Depuis fin 98, il souligne que trois innovations importantes ont été engagées par la DGCP à l'initiation de son directeur général, M. Jean Basseres :

- la modernisation des comptes de l'Etat : les comptes 1999 innovent pour la dette, les participations, l'immobilier, les droits constatés, et les hors bilans.

- le projet " gestion publique " dont l'ambition est très large et qui fait réfléchir l'ensemble du réseau, notamment sur le contrôle de la dépense et les comptes de l'Etat.

- le projet ACCORD, cogéré avec la direction du budget et la direction de la réforme de l'Etat qui vise à moderniser les conditions d'enregistrement de la dépense au niveau central.

M. Jean-Jacques François a insisté enfin sur le fait que les propositions qui précèdent ne sont qu'une modeste contribution d'expert.

La position du ministère des finances relève bien évidemment de la décision exclusive des ministres qui se sont exprimés, notamment devant l'IFAC, pour la Secrétaire d'Etat au budget, et devant le Parlement pour le ministre de l'économie et des finances, lors du débat d'orientation budgétaire.

" Doter la France de sa nouvelle constitution financière "

Un préalable à la réforme de l'Etat

Dans une France en constante évolution, largement ouverte sur l'extérieur, partageant la monnaie unique européenne, et où les finances publiques absorbent plus de la moitié de la richesse nationale, la nécessité de modifier les normes de présentation, d'adoption et d'exécution du budget de l'Etat, vieilles de plus de quarante ans, devient chaque jour plus évidente.

Vue du Sénat, cette évidence est d'autant plus frappante qu'une des clés de la longévité de l'ordonnance du 2 janvier 1959 portant loi organique relative aux lois de finances réside dans la mise à l'écart du Parlement, et donc de la Nation.

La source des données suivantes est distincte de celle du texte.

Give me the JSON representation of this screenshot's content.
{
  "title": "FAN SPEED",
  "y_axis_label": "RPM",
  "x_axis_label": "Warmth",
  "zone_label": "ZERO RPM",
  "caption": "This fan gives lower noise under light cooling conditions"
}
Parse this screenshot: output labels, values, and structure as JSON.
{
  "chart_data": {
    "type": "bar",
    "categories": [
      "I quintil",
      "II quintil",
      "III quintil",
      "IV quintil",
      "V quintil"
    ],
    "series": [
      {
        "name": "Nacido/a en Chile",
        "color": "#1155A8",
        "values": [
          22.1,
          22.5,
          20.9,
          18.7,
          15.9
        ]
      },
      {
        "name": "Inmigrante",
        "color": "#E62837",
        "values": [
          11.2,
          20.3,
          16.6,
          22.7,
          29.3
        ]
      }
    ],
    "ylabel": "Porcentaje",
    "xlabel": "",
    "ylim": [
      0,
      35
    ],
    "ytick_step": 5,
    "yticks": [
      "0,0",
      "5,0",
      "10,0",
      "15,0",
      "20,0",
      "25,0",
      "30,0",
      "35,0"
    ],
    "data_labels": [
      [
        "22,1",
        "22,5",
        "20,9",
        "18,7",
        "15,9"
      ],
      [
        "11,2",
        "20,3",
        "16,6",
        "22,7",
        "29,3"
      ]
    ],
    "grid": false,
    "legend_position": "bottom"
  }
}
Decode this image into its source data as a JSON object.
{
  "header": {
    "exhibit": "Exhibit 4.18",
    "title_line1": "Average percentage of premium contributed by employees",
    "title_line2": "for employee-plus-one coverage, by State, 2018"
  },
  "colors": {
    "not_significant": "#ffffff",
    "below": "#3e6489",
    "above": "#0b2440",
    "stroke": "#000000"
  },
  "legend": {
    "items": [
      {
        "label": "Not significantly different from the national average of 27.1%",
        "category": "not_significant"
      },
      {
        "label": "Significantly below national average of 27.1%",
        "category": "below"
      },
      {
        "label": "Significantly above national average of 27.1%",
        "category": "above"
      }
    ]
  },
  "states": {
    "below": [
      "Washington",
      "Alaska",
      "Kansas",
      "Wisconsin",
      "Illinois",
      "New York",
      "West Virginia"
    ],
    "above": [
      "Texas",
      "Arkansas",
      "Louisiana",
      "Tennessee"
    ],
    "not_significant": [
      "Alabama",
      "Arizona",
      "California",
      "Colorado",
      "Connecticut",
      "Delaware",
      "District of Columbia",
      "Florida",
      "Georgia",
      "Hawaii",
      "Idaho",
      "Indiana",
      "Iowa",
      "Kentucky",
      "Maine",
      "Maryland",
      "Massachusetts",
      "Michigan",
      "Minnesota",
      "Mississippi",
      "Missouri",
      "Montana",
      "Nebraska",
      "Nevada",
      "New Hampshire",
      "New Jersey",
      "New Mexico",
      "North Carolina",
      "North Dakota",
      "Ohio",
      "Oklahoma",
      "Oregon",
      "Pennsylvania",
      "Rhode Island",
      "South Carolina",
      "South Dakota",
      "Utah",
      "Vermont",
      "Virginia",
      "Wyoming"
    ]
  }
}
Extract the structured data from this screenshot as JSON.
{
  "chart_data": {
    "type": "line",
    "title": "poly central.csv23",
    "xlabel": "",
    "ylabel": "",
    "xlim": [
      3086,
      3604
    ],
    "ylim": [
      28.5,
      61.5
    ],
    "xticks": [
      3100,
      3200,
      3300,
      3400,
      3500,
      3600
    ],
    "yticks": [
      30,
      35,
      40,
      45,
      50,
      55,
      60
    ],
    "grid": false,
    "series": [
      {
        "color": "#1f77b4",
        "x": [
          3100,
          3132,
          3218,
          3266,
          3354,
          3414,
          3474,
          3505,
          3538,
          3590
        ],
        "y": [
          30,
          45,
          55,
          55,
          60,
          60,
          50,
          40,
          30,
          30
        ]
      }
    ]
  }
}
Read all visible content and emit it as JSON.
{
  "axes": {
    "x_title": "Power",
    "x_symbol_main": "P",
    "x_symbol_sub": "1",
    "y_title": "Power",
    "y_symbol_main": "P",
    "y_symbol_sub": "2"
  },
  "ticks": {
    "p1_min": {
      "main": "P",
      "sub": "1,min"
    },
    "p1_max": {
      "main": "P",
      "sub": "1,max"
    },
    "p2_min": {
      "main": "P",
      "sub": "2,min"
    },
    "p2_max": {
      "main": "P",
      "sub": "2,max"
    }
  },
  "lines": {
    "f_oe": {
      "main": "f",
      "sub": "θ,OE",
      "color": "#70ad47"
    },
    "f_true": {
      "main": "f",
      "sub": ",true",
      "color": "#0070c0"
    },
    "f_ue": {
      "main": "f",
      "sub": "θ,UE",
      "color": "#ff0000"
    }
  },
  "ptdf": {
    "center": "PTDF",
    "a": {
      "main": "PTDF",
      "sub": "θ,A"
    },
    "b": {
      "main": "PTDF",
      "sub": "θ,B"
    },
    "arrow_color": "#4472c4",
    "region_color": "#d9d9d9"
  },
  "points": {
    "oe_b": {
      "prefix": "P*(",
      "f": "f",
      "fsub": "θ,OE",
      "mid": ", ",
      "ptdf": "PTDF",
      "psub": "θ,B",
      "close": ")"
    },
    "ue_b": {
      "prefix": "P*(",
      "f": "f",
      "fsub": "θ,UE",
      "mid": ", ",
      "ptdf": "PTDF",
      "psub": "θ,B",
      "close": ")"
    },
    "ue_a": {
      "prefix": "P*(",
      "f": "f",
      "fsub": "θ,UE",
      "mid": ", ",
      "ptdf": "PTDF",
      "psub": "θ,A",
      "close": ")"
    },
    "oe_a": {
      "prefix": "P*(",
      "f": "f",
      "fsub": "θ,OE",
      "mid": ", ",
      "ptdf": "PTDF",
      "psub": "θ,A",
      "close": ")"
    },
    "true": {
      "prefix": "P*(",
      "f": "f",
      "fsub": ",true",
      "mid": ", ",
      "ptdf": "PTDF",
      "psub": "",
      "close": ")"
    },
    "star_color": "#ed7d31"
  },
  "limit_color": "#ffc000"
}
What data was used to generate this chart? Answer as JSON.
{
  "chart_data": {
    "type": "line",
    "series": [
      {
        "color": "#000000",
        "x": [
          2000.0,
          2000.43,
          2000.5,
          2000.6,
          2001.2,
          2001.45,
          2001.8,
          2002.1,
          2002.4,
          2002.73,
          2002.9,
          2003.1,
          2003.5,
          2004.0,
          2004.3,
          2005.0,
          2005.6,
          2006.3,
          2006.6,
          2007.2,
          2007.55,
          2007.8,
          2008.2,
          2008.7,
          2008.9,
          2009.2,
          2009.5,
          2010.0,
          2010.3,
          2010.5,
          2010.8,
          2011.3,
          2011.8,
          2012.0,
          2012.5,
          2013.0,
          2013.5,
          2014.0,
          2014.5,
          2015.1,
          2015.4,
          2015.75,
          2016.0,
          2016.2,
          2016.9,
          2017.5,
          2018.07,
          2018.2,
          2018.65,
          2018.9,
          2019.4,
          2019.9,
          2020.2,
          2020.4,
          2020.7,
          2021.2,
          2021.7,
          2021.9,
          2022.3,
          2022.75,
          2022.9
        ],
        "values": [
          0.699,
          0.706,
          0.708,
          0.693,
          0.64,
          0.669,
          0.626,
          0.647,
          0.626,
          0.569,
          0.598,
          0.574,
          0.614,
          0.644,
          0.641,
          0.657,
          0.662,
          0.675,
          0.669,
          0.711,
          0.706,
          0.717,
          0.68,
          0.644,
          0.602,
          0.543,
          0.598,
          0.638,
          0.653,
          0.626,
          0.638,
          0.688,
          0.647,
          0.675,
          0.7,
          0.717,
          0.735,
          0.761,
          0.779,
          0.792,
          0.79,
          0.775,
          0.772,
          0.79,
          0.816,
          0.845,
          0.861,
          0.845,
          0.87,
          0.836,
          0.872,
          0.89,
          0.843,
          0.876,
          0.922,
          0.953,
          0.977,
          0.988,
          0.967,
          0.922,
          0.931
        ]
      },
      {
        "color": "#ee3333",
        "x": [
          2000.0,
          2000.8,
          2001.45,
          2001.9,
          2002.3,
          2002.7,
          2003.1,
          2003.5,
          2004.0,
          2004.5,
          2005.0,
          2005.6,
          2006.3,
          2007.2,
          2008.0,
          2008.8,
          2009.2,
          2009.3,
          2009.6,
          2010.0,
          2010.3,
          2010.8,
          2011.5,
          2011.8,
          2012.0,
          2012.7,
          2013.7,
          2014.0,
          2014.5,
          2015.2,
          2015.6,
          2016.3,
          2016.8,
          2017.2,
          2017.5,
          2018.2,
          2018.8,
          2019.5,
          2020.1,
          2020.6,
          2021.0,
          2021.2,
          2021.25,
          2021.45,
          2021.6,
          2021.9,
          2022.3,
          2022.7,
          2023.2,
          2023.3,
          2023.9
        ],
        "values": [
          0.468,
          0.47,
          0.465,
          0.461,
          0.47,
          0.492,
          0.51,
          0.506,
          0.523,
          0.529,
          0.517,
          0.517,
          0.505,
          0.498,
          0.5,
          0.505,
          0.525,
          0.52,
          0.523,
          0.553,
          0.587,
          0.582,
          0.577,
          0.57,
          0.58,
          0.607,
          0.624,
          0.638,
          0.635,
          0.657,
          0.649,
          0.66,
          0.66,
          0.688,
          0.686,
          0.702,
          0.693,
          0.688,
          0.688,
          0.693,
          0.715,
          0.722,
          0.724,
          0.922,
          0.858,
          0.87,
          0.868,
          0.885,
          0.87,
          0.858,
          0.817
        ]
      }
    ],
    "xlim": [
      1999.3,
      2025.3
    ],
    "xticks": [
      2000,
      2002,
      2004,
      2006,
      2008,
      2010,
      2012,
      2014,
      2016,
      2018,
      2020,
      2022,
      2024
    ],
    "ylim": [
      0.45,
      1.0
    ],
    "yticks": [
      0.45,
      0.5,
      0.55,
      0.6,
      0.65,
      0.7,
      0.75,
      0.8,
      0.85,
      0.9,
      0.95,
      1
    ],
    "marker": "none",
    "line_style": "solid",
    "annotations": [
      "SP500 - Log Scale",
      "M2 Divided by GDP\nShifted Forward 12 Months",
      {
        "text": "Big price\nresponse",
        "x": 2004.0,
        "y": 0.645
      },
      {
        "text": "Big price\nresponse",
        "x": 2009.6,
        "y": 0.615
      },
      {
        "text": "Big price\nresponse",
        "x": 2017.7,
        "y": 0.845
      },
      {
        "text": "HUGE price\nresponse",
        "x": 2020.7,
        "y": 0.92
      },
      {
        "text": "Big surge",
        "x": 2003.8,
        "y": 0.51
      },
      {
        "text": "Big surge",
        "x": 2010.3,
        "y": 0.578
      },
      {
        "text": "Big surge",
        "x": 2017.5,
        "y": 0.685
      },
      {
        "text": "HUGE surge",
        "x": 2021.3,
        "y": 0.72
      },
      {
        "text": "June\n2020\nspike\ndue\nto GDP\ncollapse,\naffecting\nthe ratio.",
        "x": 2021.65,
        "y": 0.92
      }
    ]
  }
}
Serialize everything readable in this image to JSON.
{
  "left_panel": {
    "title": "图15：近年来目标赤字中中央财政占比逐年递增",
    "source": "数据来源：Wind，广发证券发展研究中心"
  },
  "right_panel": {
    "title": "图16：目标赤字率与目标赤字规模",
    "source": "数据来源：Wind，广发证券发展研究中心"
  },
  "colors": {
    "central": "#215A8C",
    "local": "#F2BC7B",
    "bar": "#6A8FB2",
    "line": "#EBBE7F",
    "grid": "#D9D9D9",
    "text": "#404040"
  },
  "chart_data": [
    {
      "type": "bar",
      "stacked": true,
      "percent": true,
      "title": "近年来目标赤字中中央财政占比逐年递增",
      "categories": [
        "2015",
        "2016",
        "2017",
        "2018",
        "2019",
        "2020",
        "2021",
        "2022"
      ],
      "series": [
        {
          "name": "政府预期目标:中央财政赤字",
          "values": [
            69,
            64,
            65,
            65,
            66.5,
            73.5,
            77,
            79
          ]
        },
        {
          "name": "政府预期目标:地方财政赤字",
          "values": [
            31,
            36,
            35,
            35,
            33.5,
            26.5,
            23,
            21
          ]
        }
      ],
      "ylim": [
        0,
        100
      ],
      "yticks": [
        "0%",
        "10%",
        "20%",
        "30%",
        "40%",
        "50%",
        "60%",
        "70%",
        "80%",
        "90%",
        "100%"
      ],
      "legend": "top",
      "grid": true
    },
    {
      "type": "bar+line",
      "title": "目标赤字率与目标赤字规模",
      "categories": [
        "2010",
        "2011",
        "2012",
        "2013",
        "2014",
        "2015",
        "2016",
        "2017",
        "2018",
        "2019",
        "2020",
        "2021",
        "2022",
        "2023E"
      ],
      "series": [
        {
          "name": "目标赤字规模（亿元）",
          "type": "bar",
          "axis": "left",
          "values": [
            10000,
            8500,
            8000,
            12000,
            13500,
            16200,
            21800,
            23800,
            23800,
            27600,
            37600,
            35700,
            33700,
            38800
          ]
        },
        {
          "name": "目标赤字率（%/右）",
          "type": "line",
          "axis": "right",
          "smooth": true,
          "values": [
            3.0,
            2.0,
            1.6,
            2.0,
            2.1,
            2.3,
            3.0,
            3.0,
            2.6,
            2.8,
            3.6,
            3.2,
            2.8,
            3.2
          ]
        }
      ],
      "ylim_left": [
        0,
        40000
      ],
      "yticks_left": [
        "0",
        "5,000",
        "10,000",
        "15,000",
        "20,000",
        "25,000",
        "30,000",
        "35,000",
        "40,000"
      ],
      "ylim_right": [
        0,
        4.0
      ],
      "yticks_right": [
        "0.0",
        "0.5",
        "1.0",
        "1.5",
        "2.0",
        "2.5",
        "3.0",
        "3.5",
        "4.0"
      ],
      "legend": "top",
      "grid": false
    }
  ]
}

Ce sentiment semble faire aujourd'hui l'objet d'un large consensus : à l'Assemblée nationale, au Sénat, mais aussi au Gouvernement.

La tâche qui s'offre au législateur est impressionnante et complexe. La commission des finances a souhaité en prendre la mesure avant, d'une plume respectueuse, et en étroite concertation avec les autres autorités intéressées, de s'engager dans la réécriture du texte.

Deux principes lui paraissent d'ores et déjà s'imposer.

Redonner du sens aux lois de finances au moyen d'un examen renforcé des objectifs et des résultats de la dépense publique, et d'un suivi des comptes publics aussi complet que possible. Affirmer aussi l'autorité financière du Parlement par un respect plus strict de ses autorisations et par l'approfondissement de sa mission de contrôle, tout en laissant aux gestionnaires les souplesses qui lui sont nécessaires dans un Etat moderne.

Rendre les lois de finances aux citoyens, tel est l'objectif que l'Etat doit aujourd'hui se fixer pour le bien de la France et de la vitalité de sa démocratie.